Last week, we looked at some of the difficulties that University of Dallas student athletes face in their pursuit of academic and athletic excellence. If these difficulties are significant, there should be noticeable consequences: for example, in retention rates.
Of the students who enter freshman year as student-athletes, how many are still student-athletes by their sophomore year? By their senior year?
By looking at the archives of UD sports rosters, I was able to record how many freshmen, sophomores, juniors and seniors were on each team each season, and thus was able to calculate two statistics of particular interest: Sophomore Retention (SR) and Graduation Retention (GR).
By determining, over the course of several years, how many freshman athletes went on to play during their sophomore season, and then during their senior season, we can get a total SR or GR for a school.
There are, of course, a few caveats. The archiving of sports rosters is often inconsistent, so sometimes a player will be listed twice in the same season in different classes, or a graduate student will be listed as a freshman.
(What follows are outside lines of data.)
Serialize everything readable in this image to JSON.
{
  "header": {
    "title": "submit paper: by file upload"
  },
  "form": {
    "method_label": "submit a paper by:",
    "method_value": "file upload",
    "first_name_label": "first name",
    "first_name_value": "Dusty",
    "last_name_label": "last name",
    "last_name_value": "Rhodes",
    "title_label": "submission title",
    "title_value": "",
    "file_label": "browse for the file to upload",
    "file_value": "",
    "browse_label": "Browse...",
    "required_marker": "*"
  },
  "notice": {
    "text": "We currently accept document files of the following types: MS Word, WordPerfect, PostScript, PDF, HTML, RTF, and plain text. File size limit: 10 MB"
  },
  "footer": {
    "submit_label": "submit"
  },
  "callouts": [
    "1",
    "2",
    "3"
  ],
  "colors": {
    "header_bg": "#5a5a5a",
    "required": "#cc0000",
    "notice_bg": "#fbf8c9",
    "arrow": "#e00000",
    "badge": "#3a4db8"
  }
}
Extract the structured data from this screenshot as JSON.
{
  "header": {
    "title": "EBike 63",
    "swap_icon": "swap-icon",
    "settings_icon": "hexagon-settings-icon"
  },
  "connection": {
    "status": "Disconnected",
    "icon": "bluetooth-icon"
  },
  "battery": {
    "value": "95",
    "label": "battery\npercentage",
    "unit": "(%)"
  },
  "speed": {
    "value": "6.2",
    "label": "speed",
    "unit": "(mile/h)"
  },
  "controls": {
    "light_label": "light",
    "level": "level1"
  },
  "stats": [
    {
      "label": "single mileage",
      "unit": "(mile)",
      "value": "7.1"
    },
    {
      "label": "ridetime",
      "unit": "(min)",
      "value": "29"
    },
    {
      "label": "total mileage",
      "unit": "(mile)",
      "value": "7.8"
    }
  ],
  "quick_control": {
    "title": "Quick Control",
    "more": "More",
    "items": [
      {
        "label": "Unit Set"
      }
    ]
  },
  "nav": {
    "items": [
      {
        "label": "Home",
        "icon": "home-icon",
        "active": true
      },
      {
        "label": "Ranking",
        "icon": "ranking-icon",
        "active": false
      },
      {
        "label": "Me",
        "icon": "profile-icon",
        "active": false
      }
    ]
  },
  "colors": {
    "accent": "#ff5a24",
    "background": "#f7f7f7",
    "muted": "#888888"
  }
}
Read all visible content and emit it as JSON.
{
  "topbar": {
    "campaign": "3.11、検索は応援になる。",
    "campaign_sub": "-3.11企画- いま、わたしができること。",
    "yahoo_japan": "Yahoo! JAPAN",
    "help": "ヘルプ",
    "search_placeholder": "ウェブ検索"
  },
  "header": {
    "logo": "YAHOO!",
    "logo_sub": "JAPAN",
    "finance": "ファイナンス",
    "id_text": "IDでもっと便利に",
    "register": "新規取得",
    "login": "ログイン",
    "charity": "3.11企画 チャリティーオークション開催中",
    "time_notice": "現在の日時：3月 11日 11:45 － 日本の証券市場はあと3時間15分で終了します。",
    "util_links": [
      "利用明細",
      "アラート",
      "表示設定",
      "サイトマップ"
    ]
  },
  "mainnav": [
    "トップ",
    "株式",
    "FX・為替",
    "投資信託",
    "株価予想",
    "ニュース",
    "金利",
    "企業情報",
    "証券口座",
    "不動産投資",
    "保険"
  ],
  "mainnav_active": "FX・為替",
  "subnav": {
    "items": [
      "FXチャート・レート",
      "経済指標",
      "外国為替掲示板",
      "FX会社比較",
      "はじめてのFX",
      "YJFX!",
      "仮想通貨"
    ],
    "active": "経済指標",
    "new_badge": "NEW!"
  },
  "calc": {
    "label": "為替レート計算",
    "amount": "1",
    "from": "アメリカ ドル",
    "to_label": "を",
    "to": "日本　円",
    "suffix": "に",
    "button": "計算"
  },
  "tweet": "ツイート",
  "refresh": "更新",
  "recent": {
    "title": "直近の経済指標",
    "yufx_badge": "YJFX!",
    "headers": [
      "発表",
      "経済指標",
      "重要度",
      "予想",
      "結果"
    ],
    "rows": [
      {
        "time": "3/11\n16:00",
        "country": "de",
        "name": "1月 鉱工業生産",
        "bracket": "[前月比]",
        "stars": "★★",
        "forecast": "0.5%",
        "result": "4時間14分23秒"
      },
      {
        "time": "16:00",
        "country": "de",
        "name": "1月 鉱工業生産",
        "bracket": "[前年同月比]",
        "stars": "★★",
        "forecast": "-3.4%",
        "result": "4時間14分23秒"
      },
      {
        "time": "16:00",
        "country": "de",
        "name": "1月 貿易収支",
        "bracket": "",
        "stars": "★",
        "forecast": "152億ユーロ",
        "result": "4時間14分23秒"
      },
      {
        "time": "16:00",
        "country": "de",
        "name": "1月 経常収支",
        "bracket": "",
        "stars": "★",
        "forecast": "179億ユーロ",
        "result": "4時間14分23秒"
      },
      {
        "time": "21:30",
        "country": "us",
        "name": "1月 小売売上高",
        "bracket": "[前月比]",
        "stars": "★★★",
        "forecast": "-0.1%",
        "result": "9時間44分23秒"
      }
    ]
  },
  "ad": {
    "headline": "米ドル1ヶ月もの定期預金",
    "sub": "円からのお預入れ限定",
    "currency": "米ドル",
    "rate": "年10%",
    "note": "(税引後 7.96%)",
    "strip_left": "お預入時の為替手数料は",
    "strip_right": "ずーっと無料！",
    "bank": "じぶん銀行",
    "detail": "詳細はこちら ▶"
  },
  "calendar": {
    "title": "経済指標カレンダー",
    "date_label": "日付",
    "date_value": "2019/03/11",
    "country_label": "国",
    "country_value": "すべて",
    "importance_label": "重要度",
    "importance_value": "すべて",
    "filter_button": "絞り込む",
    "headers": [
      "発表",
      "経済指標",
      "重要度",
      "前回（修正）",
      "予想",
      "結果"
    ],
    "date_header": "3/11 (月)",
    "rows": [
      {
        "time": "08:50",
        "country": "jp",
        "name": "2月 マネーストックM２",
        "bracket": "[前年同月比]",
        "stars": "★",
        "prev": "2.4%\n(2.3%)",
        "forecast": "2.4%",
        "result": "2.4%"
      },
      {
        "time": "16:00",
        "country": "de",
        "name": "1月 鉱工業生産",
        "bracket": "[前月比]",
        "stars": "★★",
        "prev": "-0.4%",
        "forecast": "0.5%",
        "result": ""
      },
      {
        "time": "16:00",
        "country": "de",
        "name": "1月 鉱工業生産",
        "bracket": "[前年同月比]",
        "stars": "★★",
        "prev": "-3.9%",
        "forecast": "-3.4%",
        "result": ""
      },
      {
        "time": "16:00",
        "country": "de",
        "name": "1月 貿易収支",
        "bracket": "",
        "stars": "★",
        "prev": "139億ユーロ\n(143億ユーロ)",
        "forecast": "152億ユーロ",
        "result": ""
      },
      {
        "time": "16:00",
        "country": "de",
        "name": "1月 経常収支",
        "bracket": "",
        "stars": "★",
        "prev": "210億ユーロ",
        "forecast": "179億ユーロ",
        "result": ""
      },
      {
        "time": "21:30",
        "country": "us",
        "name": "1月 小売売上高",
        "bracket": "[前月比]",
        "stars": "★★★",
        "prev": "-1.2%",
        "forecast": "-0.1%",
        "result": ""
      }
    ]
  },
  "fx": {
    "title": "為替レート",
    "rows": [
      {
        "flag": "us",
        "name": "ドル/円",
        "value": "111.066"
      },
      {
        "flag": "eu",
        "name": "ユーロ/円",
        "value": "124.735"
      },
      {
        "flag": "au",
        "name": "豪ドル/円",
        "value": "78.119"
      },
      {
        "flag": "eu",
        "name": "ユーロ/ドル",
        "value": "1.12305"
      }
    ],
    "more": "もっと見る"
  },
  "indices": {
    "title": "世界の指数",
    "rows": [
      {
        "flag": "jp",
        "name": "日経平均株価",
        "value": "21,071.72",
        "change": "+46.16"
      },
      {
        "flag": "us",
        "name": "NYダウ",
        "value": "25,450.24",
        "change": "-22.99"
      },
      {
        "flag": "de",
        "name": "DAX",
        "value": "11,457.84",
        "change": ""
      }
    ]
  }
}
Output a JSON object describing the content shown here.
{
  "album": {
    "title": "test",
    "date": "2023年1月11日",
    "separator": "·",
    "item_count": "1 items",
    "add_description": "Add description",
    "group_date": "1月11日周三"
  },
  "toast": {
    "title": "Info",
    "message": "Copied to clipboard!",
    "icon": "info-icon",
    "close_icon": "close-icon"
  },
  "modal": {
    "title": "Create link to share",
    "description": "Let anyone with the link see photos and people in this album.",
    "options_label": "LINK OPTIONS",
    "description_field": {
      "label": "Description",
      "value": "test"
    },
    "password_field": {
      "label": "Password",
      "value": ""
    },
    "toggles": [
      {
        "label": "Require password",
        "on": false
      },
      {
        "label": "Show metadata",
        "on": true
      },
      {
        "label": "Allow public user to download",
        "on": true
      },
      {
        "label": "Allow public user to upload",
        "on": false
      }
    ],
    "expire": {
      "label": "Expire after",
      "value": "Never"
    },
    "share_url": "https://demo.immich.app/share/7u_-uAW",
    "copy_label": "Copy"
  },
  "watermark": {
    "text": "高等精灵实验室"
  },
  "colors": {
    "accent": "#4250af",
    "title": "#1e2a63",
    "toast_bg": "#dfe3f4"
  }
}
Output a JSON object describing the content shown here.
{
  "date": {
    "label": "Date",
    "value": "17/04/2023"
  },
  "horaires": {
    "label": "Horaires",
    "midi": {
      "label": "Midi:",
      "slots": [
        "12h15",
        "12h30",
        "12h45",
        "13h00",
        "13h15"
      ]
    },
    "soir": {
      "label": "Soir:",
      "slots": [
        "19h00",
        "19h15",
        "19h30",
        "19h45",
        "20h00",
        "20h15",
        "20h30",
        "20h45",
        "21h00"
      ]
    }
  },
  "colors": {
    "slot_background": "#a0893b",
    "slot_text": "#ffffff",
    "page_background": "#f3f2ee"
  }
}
Furthermore, the SR and GR are very crude measures. They do not take into account transfers in or out of the school, or students who choose to skip a season to go to their preferred Rome semester. But I believe that they are generally indicative of significant trends.
Using this method, I found that the SR at UD is about 70 percent, and the GR is about 50 percent. This was somewhat surprising to me, since, as a non-athlete, I had always assumed that athletes were, in general, “athletes for life.”
It turns out, however, that about half of our freshman athletes leave the team before senior year.
The next step was to apply the same process to other schools in the Southern Collegiate Athletic Conference (SCAC).
Trinity University boasted an SR of 87 percent and a GR of 64 percent.
Texas Lutheran University (TLU) drew about level with UD with an SR of 70 percent and a GR of 52 percent.
Austin College showed the greatest disparity in numbers with an 80 percent SR and a 27 percent GR, but their roster archives only go back a few years, and thus yield a somewhat unreliable GR.
Given limited data, and the approximations inherent in the method, it is difficult to make strong claims about these results. There is, however, evidence to suggest that UD has lower student-athlete retention than other SCAC schools. This may be reason for someone with a higher pay grade to conduct a more comprehensive evaluation of the situation.
Even if further study shows that UD does have a lower retention rate, this would not prove that harder academics at UD drive students out of athletics, or that UD student-athletes are less dedicated to their sports. It only further suggests that somehow, it is harder to be a student and an athlete at UD.